Le storie, in questo caso storie di scienza, hanno il grande valore di distogliere da un modo quotidiano di pensare le cose e di configurare nuovi modi di guardare il mondo.

Le storie sono prodotte da narratori che hanno un punto di vista. Il discorso è altrettanto vero nel fare scienza?

L’osservazione scientifica è vincolata dall’oggetto, ma le possibilità di spiegazione e senso non sono predeterminate. Lo scienziato ha l’obbligo di aprirsi al rischio narrativo: non va in cerca di una mappa dettagliata del territorio indagato, ma elabora punti di riferimento, nodi concettuali, per forzare il territorio, per scoprire nuove qualità e potenzialità del suo oggetto d’indagine. Lo scienziato, in fondo, come passa dall’esperimento in laboratorio al paper?

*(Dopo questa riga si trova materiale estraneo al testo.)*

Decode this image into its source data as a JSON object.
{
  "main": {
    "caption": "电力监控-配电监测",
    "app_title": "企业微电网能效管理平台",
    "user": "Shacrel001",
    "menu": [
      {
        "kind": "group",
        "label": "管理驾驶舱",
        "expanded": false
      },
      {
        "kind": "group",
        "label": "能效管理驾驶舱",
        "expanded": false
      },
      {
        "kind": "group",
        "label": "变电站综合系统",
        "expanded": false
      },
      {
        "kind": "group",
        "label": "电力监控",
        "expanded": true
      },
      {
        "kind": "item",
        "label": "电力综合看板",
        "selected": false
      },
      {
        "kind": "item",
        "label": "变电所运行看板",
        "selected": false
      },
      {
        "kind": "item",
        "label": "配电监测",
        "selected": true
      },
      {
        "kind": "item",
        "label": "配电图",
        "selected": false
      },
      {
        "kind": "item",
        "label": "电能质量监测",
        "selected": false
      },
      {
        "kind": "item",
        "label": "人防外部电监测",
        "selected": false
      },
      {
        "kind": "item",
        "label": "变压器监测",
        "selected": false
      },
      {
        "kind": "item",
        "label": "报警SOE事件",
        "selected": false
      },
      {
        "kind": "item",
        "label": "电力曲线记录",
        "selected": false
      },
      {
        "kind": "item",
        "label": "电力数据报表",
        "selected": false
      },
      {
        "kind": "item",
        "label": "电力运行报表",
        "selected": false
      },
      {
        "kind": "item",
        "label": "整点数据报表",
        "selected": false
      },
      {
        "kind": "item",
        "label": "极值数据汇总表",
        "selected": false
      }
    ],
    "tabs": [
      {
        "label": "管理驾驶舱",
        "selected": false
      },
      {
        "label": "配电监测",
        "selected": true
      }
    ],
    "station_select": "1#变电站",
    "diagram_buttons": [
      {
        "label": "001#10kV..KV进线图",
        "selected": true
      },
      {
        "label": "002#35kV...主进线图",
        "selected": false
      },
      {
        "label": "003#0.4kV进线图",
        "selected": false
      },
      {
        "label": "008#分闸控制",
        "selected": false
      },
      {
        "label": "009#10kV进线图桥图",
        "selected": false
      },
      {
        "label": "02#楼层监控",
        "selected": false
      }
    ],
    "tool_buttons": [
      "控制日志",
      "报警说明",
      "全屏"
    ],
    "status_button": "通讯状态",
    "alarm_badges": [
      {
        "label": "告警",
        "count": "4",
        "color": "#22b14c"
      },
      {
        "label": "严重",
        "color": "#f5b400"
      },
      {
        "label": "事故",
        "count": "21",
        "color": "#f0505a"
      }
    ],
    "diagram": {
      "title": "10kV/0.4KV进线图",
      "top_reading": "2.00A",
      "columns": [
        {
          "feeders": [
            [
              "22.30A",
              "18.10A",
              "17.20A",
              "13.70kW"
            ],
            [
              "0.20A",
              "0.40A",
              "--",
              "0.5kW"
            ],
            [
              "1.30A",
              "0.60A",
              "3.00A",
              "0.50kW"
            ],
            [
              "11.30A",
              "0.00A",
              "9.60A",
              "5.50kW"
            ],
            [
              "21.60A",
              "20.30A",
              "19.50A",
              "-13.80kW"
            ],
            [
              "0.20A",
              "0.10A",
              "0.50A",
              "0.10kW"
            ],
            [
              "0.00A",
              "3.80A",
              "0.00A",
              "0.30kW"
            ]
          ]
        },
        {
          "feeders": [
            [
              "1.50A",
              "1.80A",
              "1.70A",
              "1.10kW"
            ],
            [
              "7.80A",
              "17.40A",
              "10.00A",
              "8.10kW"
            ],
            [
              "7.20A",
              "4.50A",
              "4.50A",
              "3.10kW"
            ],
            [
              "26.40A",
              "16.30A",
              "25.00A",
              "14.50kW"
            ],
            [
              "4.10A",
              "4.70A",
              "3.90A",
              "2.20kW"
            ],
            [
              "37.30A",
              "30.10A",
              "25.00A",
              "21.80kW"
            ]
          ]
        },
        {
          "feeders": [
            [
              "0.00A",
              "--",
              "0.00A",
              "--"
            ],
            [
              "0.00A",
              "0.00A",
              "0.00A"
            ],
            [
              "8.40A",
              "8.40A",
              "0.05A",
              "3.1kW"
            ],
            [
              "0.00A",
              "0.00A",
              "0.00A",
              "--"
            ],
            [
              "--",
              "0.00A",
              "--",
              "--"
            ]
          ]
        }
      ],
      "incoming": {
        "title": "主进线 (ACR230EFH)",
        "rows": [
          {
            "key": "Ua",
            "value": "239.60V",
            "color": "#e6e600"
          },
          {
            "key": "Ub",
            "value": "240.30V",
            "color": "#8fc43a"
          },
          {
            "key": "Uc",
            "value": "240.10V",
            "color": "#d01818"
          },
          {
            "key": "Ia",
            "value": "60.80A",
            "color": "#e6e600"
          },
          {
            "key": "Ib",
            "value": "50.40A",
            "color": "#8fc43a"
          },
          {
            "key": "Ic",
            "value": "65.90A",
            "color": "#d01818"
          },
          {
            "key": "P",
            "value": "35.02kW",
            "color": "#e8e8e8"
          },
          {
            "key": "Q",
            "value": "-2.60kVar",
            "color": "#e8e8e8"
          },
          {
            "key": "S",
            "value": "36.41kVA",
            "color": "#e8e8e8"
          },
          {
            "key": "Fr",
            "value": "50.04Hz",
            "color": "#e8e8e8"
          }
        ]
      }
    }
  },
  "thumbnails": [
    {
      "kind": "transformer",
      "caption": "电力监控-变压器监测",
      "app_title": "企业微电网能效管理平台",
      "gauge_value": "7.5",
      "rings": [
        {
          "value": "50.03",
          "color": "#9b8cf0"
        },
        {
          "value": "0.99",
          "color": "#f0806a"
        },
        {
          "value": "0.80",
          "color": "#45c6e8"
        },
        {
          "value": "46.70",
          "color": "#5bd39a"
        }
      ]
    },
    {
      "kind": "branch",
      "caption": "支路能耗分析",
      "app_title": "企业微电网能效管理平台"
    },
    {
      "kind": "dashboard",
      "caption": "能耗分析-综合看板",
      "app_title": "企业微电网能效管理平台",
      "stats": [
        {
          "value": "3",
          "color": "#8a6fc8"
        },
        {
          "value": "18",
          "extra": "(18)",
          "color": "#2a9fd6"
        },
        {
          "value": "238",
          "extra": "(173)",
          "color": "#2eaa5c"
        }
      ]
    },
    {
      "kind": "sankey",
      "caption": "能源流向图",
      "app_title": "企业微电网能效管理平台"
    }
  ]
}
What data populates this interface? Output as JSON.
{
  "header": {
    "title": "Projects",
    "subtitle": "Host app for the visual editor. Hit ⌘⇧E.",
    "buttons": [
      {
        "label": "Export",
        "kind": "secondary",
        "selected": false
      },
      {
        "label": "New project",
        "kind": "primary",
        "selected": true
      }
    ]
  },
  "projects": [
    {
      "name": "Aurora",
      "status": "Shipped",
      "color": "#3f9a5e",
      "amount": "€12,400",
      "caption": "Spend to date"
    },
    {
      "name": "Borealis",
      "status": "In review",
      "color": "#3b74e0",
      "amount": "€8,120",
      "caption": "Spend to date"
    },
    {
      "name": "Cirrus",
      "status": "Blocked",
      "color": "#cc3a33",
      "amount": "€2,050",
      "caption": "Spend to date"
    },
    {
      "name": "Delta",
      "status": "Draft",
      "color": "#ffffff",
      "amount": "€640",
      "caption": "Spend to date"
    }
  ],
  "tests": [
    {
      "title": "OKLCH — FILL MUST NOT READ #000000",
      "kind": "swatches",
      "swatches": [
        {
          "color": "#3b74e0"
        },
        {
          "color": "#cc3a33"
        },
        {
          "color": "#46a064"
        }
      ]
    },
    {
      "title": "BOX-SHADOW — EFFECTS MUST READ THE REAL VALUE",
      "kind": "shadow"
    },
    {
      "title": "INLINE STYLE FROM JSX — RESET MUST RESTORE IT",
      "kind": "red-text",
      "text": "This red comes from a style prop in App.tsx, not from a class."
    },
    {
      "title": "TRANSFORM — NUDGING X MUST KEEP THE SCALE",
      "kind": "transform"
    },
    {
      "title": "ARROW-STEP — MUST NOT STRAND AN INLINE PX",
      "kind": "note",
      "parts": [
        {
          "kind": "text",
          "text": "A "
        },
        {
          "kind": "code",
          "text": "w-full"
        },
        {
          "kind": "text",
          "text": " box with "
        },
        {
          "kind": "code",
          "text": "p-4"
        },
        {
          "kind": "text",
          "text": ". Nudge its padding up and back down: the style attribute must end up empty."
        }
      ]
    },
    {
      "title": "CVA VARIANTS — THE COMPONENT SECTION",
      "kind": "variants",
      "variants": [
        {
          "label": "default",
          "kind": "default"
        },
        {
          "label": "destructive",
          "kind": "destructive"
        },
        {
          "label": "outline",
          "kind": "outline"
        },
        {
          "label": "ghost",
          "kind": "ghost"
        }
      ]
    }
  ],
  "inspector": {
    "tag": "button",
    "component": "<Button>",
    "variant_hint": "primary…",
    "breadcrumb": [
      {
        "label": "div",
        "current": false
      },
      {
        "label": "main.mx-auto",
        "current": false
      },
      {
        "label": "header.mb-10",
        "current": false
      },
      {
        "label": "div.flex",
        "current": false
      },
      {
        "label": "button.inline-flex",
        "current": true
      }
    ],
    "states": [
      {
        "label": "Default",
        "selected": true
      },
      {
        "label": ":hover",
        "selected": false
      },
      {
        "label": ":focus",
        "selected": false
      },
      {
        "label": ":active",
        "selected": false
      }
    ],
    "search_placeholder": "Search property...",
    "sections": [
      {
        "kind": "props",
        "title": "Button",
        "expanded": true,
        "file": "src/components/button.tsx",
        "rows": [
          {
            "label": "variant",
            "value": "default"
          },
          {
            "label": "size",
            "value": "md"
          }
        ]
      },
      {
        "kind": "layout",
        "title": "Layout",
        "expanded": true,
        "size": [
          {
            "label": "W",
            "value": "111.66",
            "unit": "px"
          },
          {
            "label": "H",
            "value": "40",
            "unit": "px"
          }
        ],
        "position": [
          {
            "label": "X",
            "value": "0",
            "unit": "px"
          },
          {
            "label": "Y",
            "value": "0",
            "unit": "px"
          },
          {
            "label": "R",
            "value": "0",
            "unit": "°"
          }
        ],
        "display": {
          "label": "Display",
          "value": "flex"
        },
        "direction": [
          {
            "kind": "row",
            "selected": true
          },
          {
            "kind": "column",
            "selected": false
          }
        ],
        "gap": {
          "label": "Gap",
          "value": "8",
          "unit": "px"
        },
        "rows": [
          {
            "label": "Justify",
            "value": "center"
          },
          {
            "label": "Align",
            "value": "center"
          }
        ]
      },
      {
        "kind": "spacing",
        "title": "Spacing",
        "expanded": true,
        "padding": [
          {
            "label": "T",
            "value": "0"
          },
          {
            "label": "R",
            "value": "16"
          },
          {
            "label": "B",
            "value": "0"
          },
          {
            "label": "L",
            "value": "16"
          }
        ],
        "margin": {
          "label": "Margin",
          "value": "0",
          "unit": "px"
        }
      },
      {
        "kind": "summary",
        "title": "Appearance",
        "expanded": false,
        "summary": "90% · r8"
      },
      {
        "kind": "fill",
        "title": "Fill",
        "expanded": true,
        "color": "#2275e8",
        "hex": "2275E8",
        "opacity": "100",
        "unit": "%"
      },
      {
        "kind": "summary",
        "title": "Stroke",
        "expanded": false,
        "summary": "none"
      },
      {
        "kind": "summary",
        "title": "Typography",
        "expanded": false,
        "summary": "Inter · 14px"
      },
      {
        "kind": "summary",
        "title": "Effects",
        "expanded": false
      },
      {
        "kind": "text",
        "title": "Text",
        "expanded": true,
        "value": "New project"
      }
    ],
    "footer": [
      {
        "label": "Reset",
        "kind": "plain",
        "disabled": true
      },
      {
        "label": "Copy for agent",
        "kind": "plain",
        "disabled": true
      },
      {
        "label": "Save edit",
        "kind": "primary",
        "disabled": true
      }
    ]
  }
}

Raccontando questo esperimento, dopo aver fatto esperienza narrativa.
Succede poi che il linguaggio che usa sia ammantato dalla logica dell’oggettività, ma credo che gli effetti di questo “oggettivismo scientista” a volte siano il prodotto non delle necessità del discorso scientifico, ma di una cattiva divulgazione.

Se il “fare scienza” è un processo legato ai soggetti e ai contesti, come si può risolvere il mito di una scienza oggettiva portatrice di verità universali?

Esistono ontologie regionali. Quello che è oggettivo è una costruzione localizzata ed è una condizione di verità che vale all’interno di un certo contesto. Si dice che la spiegazione è oggettiva mentre l’interpretazione è soggettiva: io non credo in questa distinzione. In qualche modo la relazione è semplicemente di questo genere: spiegare meglio per capire di più. Spiegare è indispensabile per capire. Il nostro “voler sapere” è dovuto al continuo lavoro di costruzione di mondi possibili che hanno attinenza con la realtà.

Dunque con la narrazione ne va dell’identità della scienza?

«L’identità della scienza non è sull’essere, è sul fare», dice Jerome Bruner, un fare attivo e passivo. Perché ci sia identità ci deve essere permanenza nel tempo, e che cos’è questo se non il racconto? Fare scienza è narrare la scienza, è progettarla, costruirla. La scienza non è qualcosa che esiste la fuori nella natura, non è un’essenza, ma è uno strumento della mente di chi conosce.